PHOENIX, Arizona, January 14. THIS weekend, SwimmingWorldMagazine.com Rewind turns back time 20 years in its latest Splashback feature. Today, we check out the January 1987 issue of Swimming World Magazine to see what then-Publisher Dick Deal and editor Bob Ingram cooked up for our readers.
January 1987 Table of Contents
A Coming Out Party by Russ Ewald
Randy Reese's Gators dominated U.S. Open II only to be upstaged by maturing Janet Evans – 29
A Perfect Season by Mark Muckenfuss
Stanford won its second straight NCAA title after an undefeated season – 37
Stanford's Triple Threat by Mark Muckenfuss
With Morales, Murphy and Kostoff making up the core of the Cardinal team, Stanford is looking for a third-straight NCAA title – 41
Four for Texas by Russ Ewald
The Longhorns have enough, depth to steer their way to a fourth women's NCAA Division I title in a row – 47
1986 World, U.S. Top 25 Times – 63
Perspective – 5
U.S. Swimming – 8
Age Group Swimmers – 10
Newswave – 12
The AquaZoids – 17
Editorial Side – 18
Nutrition – 25
Physiology – 27
Long Distance Swimming – 56
NISCA News – 58
For the Record – 59
Classified – 76
Index to Advertisers – 80
Janet Evans, who just turned 15, claims she's five feet, three inches tall and 90 pounds. But she doesn't appear much over five feet even. No matter, she's a giant in the water, turning over as much as 55 strokes a lap. At the U.S. Open last month, the high school sophomore from Fullerton won a meet-high three events and received the Phillips Performance Award for her 4:45.83 400 IM. For more on the Open, see page 29. (Photo by Tim Morse)
Here is an excerpt of the item on the U.S. Open written by Russ Ewald that starts on page 29:
ORLANDO, Fla.–With one lap to go in the 400 meter freestyle on the opening night of the second annual U.S. Swimming Open, Dec. 5-7, Tami Bruce was in the lead by half of a body length. The tapered-and-shaved University of Florida sophomore looked in command. Her expected main competitor, the GDR's Astrid Strauss, who had dominated this international meet in the past, trailed by more than three seconds.
But midway in that final lap in lane four next to Bruce, a tiny body was gaining on the defending NCAA champion with her arms flailing in and out of the water at a tremendous stroke turnover, looking like a windmill in a hurricane.

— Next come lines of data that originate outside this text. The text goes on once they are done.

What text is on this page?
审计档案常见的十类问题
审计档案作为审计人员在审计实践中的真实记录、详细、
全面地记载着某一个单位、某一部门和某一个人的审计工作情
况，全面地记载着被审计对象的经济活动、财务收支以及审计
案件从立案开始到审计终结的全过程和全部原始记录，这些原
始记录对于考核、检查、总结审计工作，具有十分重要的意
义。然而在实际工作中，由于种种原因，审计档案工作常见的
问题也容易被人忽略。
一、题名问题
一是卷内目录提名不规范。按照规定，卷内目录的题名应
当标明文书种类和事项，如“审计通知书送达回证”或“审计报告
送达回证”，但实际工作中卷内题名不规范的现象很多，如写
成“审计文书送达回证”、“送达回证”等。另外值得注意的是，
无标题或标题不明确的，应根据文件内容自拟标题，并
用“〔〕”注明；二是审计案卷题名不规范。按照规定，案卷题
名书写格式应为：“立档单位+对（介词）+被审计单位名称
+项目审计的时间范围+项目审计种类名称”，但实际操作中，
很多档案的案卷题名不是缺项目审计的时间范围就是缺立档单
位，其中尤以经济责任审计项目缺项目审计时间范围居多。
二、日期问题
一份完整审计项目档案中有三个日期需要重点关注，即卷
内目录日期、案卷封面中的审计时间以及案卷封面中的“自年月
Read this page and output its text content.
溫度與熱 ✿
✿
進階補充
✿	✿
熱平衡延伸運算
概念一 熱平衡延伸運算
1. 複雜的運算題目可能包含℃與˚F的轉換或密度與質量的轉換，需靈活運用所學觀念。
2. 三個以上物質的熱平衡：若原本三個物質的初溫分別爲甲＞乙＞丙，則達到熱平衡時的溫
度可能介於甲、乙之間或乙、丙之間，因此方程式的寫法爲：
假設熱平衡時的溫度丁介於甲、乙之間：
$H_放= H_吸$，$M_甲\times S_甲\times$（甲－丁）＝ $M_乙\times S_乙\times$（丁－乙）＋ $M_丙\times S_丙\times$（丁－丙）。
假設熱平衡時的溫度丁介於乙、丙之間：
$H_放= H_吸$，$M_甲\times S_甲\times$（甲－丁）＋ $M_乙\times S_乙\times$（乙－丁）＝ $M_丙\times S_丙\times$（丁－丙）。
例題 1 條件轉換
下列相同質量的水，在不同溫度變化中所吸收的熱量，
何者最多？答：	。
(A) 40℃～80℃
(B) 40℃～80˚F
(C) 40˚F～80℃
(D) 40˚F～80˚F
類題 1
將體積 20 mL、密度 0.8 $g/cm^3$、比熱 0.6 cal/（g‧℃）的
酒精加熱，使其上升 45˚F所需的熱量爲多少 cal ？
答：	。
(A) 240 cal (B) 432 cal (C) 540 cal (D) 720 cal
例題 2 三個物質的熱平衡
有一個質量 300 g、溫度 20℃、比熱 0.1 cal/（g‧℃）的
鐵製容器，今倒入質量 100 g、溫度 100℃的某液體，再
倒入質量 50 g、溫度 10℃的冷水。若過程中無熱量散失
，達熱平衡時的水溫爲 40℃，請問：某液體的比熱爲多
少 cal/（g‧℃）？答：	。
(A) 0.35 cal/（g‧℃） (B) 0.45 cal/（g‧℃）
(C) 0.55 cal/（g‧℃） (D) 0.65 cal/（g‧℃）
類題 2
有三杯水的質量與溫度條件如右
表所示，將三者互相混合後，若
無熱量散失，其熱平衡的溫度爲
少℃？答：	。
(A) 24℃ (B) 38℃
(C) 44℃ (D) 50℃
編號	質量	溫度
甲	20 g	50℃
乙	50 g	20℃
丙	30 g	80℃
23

Swimming meet regulars knew it could only be little 15-year-old Janet Evans of Fullerton Aquatics, not much over five-feet even and under 100 pounds who compensates for her small stature by stroking at a furious pace.
Somehow, Evans caught Bruce just before the wall and then out-touched her for a 4:11.06 win, to the amazement of the Justus Aquatic Center spectators. Her time was a four-second drop and eighth-fastest in the world for 1986.
"I knew she could come back and be there," said Bruce. "I just didn't think she would win it. I thought I had enough power. It's not that I didn't, she was just stronger."
On her final 50, which she covered in 31.12, Evans said, "I thought if I put my head down, I could do it.".